Monday, February 15, 2010

Pawlenty unveils deep cuts to balance the budget

Gov Pawlenty is showing he is not afraid to make the touch choices and understands the way to get business and the economy moving is through tax cuts. That will give business more money to invest and hire more people. Smaller government with tax cuts are the roadmap out of a recession.

Now the ball is in the Minnesota Democrat legislature's court so we will see what they have planned to continue to grow government and how they like business tax cuts. Our guess is not well.

Pawlenty unveils deep cuts to balance the budget
The governor's proposal hit hardest at aid to local governments and health and human services. He also proposed corporate and small-business tax cuts

By BAIRD HELGESON and RACHEL E. STASSEN-BERGER
Star Tribune staff writers
Last update: February 15, 2010 - 3:20 PM


Gov. Tim Pawlenty presented a supplemental budget Monday morning that outlines how he wants to erase a $1.2 billion state budget deficit.

Aid to cities, counties and health and human services took the deepest cuts in Pawlenty's proposal.

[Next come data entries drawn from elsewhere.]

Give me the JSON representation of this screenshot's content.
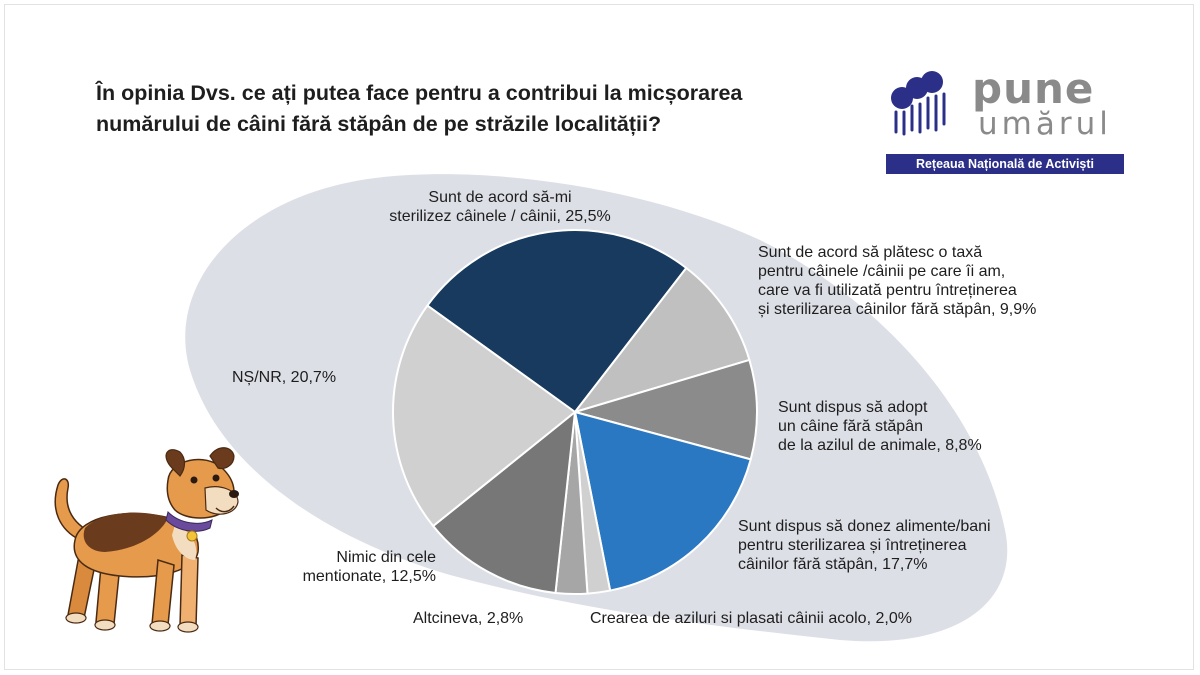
{
  "title_lines": [
    "În opinia Dvs. ce ați putea face pentru a contribui la micșorarea",
    "numărului de câini fără stăpân de pe străzile localității?"
  ],
  "logo": {
    "word1": "pune",
    "word2": "umărul",
    "tagline": "Rețeaua Națională de Activiști",
    "band_color": "#2b2f88",
    "text_color": "#8a8a8a"
  },
  "colors": {
    "blob": "#dddfe7"
  },
  "chart_data": {
    "type": "pie",
    "unit": "%",
    "slices": [
      {
        "label_lines": [
          "Sunt de acord să-mi",
          "sterilizez câinele / câinii, 25,5%"
        ],
        "value": 25.5,
        "color": "#173a5e"
      },
      {
        "label_lines": [
          "Sunt de acord să plătesc o taxă",
          "pentru câinele /câinii pe care îi am,",
          "care va fi utilizată pentru întreținerea",
          "și sterilizarea câinilor fără stăpân, 9,9%"
        ],
        "value": 9.9,
        "color": "#c0c0c0"
      },
      {
        "label_lines": [
          "Sunt dispus să adopt",
          "un câine fără stăpân",
          "de la azilul de animale, 8,8%"
        ],
        "value": 8.8,
        "color": "#8b8b8b"
      },
      {
        "label_lines": [
          "Sunt dispus să donez alimente/bani",
          "pentru sterilizarea și întreținerea",
          "câinilor fără stăpân, 17,7%"
        ],
        "value": 17.7,
        "color": "#2a78c2"
      },
      {
        "label_lines": [
          "Crearea de aziluri si plasati câinii acolo, 2,0%"
        ],
        "value": 2.0,
        "color": "#d0d0d0"
      },
      {
        "label_lines": [
          "Altcineva, 2,8%"
        ],
        "value": 2.8,
        "color": "#a6a6a6"
      },
      {
        "label_lines": [
          "Nimic din cele",
          "mentionate, 12,5%"
        ],
        "value": 12.5,
        "color": "#777777"
      },
      {
        "label_lines": [
          "NȘ/NR, 20,7%"
        ],
        "value": 20.7,
        "color": "#d0d0d0"
      }
    ]
  }
}
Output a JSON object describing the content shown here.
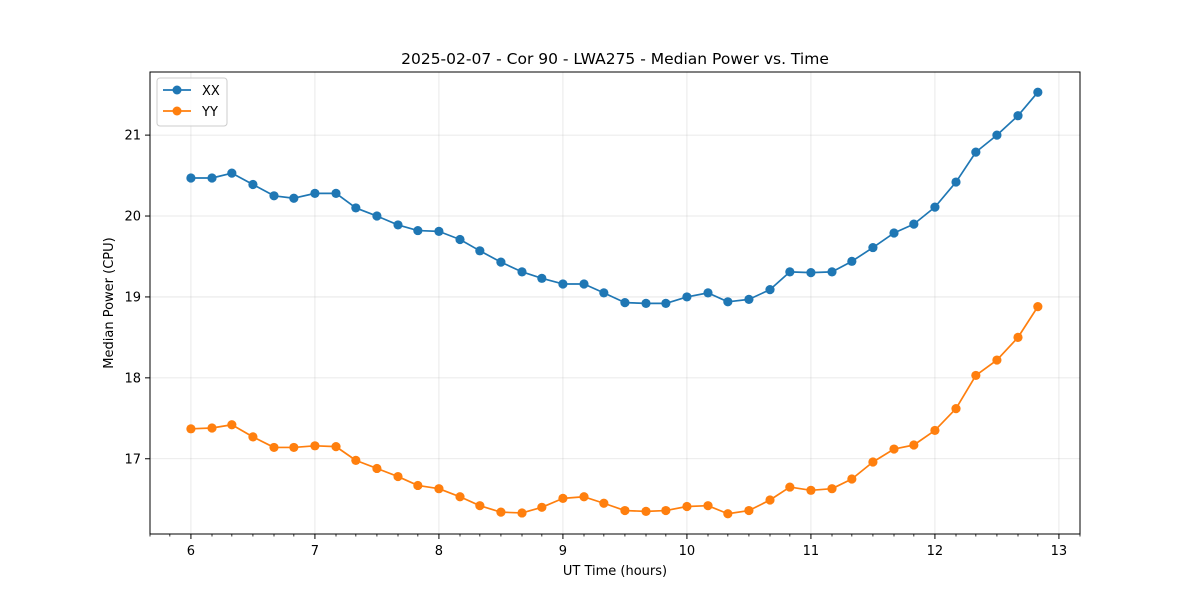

The governor, who is in his last year in office, pledged to protect programs for the military, veterans, public safety and money for K-12 classroom education.
According to the governor's office, the budget proposal cuts $250 million from aids to local units of government; $347 million from health and human service programs; $47 million from higher education funding, and $181 million from state agencies and other programs.

The proposed budget balancing reflects the need to refocus state spending away from areas the state has traditionally held in high regard, Pawlenty said.
"As we have this debate about recalibrating our state policies, we need to balance them in favor of areas where we are in obvious default or deficit or misdirection, and that is we need to improve our job climate and our business climate," Pawlenty said.

Along with cuts, the governor's proposal includes a 20 percent reduction in the corporate tax rate, which would cost the state $10 million through next year and $150 million in the following two years, and a 20 percent reduction in small business taxes, which would cost the state $118 million in fiscal years 2012 and 2013.